Another item on the programme was the humorous interlude by the actors of the science show "Forschperspektive". Two "futurologists" from a fictitious research institute interacted with the guests in a walk-act and held "volatile nanoparticles" under their noses, demonstrated with full physical effort how semi-crystalline and amorphous polymer structures really feel or demonstrated the extremely impressive model for implementing a "nano-earworm" on stage.

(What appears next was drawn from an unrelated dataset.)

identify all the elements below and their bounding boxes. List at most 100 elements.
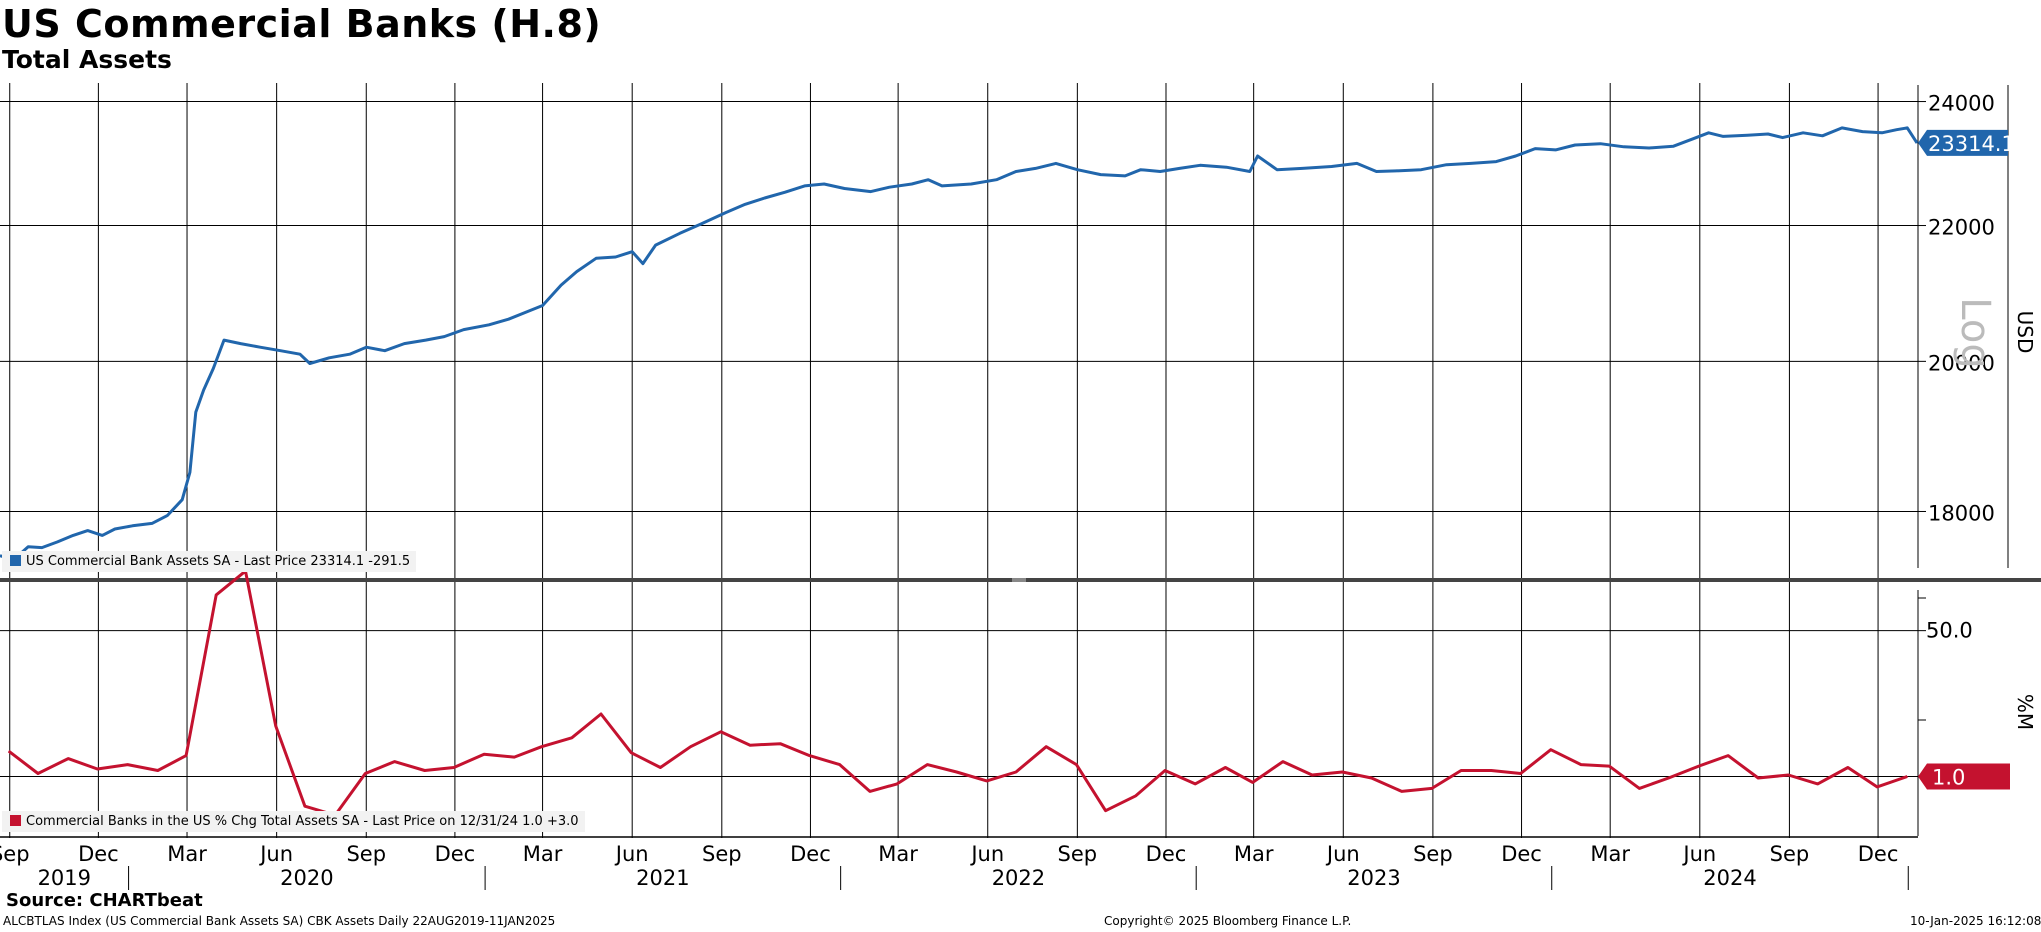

The Polymer Path takes up a variety of current topics, takes a stand on problematic issues that are still associated with plastics and wants to dispel the prejudice that plastics are "evil" per se.
With the help of mostly interactive exhibits, visitors will gain insight into the complexity of polymer research and the numerous areas of application in everyday life, industry and medicine. Everyone is invited to visit the Polymer Path. The MPI-P offers guided tours for all interested persons on request, with a special focus on school classes from grade 7.